The Michigan Department of Health and Human Services on Wednesday asked residents to get their flu and COVID-19 vaccinations, wear masks in indoor settings, practice social distancing when possible and stay home when they are ill to prevent additional outbreaks of the flu and COVID-19.

“As we head into respiratory virus season, it is important to take every mitigation measure we can to prevent outbreaks of the flu, RSV and COVID-19,” said Dr. Natasha Bagdasarian, chief medical executive, in a news release. “Wearing masks, washing hands, social distancing and getting vaccinated for the flu and COVID-19 will help prevent the spread of illness. COVID-19 vaccines and flu vaccines can be administered at the same time, and we encourage all eligible Michiganders to get theirs as soon as possible.”

And there’s some worrisome news coming out of the Lower Peninsula. A recent outbreak involving more than 525 cases of influenza A — H3N2 — among University of Michigan students is currently being investigated by public health officials, according to the MDHHS.

“This outbreak comes at a time when COVID-19 infections are again surging in Michigan, with case rates, positivity rates, hospitalizations and deaths all increasing,” MDHHS officials said in a news release.

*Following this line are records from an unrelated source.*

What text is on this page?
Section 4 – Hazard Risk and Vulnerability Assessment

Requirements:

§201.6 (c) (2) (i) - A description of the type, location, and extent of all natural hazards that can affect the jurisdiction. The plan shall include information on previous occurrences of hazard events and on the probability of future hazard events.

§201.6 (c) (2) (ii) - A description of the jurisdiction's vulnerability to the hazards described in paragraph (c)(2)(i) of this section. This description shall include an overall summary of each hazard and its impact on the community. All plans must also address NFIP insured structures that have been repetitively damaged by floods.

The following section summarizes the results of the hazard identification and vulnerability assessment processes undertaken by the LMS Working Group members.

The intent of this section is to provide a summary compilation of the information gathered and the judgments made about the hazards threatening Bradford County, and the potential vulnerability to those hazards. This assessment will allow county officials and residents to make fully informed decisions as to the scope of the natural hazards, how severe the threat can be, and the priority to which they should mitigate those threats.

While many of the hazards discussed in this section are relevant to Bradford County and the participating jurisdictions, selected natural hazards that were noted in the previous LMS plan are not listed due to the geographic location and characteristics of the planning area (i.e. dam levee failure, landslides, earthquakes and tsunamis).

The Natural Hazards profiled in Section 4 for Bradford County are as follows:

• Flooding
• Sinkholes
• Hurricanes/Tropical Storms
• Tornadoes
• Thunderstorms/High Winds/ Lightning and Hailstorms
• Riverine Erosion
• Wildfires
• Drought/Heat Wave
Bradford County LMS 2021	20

“State and local public health officials are concerned with the potential for increased strain on health systems if COVID-19 and influenza cases surge at the same time this winter.”

However, the MDHHS reports that this year’s influenza vaccine administrations are down versus previous seasons, officials said. As of Nov. 6, a little over 2 million doses of flu vaccine have been administered, about a 26% decrease from this time last year, according to the MDHHS.

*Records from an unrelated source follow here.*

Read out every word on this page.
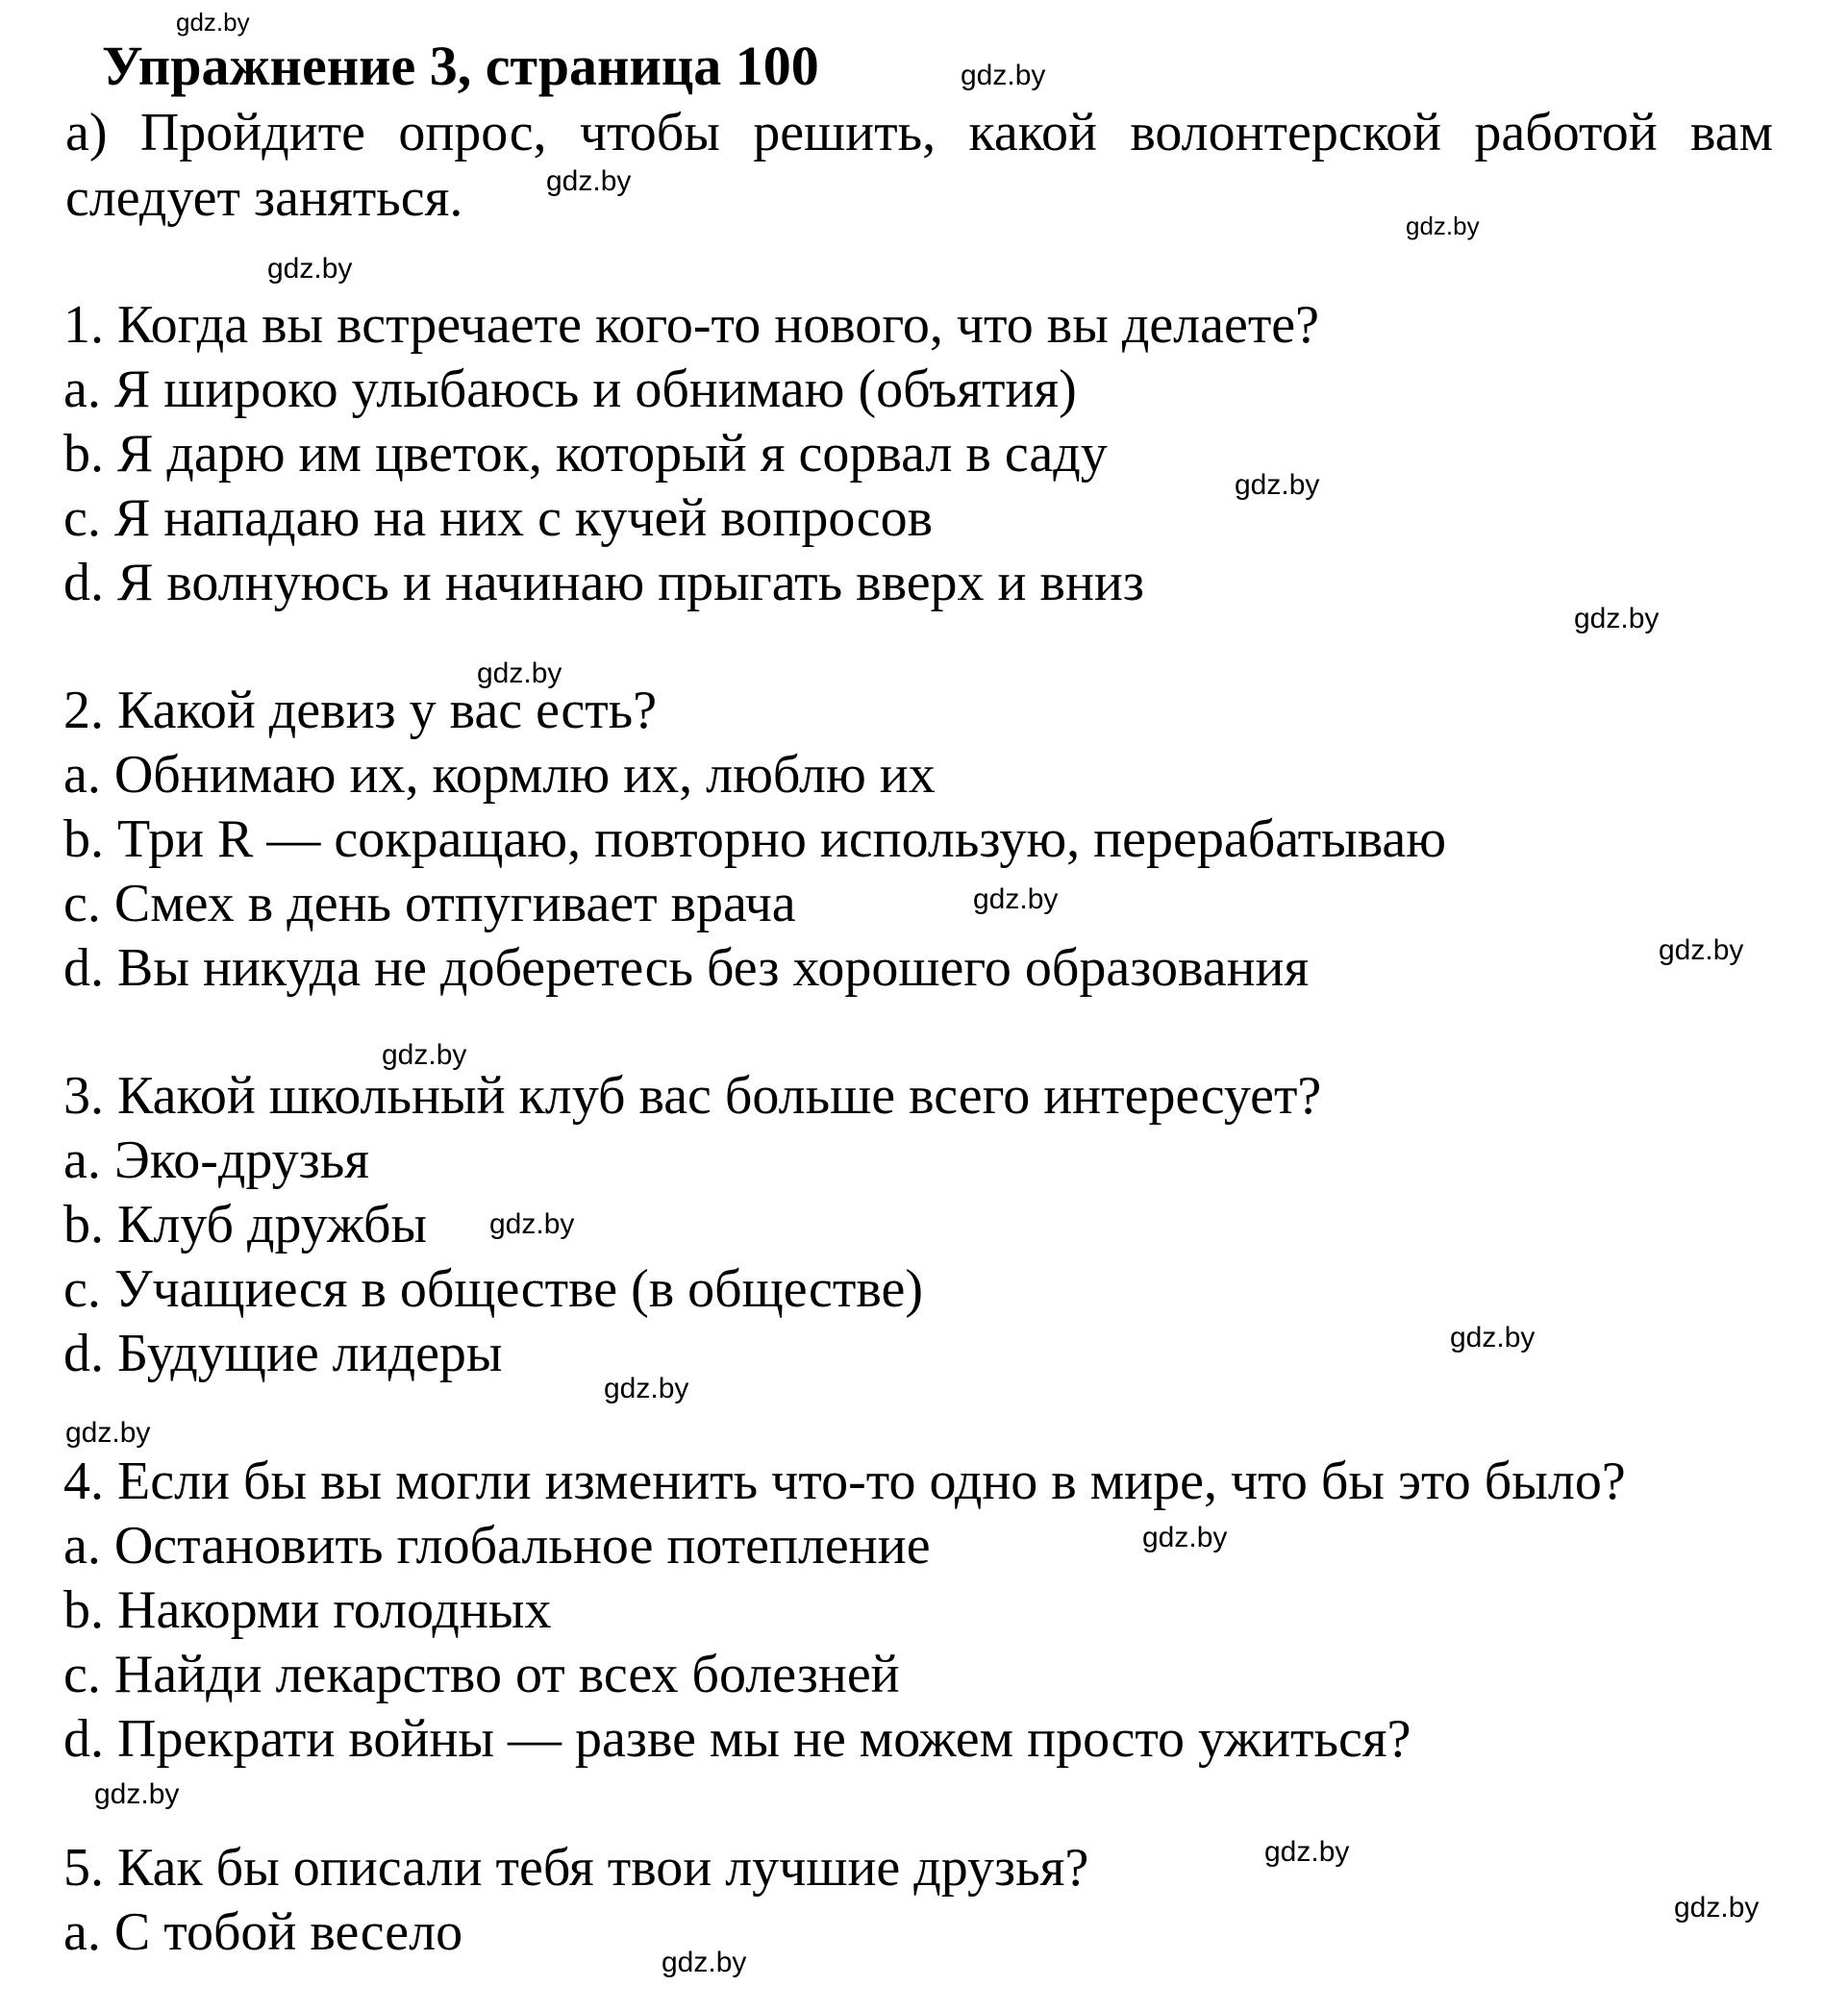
Упражнение 3, страница 100
а) Пройдите опрос, чтобы решить, какой волонтерской работой вам следует заняться.
1. Когда вы встречаете кого-то нового, что вы делаете?
a. Я широко улыбаюсь и обнимаю (объятия)
b. Я дарю им цветок, который я сорвал в саду
c. Я нападаю на них с кучей вопросов
d. Я волнуюсь и начинаю прыгать вверх и вниз
2. Какой девиз у вас есть?
a. Обнимаю их, кормлю их, люблю их
b. Три R — сокращаю, повторно использую, перерабатываю
c. Смех в день отпугивает врача
d. Вы никуда не доберетесь без хорошего образования
3. Какой школьный клуб вас больше всего интересует?
a. Эко-друзья
b. Клуб дружбы
c. Учащиеся в обществе (в обществе)
d. Будущие лидеры
4. Если бы вы могли изменить что-то одно в мире, что бы это было?
a. Остановить глобальное потепление
b. Накорми голодных
c. Найди лекарство от всех болезней
d. Прекрати войны — разве мы не можем просто ужиться?
5. Как бы описали тебя твои лучшие друзья?
a. С тобой весело
gdz.by
gdz.by
gdz.by
gdz.by
gdz.by
gdz.by
gdz.by
gdz.by
gdz.by
gdz.by
gdz.by
gdz.by
gdz.by
gdz.by
gdz.by
gdz.by
gdz.by
gdz.by
gdz.by
gdz.by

This is a concerning figure, as the flu likely has a better chance of spreading this season as compared to the last flu season. Why? The COVID-19 precautions that were in effect during the last flu season also helped protect people from contracting and spreading the flu.

“The 2020-2021 flu season was unique in many ways, resulting in historically low flu activity for the entire season,” MDHHS officials said in the news release. “Public health professionals indicate that community mitigation measures related to the COVID-19 pandemic such as masking and social distancing and influenza vaccination could have contributed to the below average amount of influenza cases last season.”

Despite its comparison to the common cold, the flu is “a very serious and potentially deadly disease, especially for children, older people and people with chronic health conditions,” MDHHS officials said in the news release.

During a typical flu season like the 2019-2020 flu season, the nation recorded 39 to 56 million estimated cases of the flu, 18 to 26 million medical visits due to the flu and nearly half a million flu hospitalizations, according to MDHHS.

“The flu vaccine is the best way to reduce risk from the seasonal flu and its potential serious complications,” MDHHS officials said in the release. “Each year flu vaccination reduces the burden of influenza significantly in the United States preventing millions of illnesses and thousands of hospitalizations and deaths.

As the holiday travel season approaches, we urge all residents to protect themselves, their loved ones and their communities by getting a flu vaccine and COVID-19 vaccine.

It just might save your life or the life of someone you love.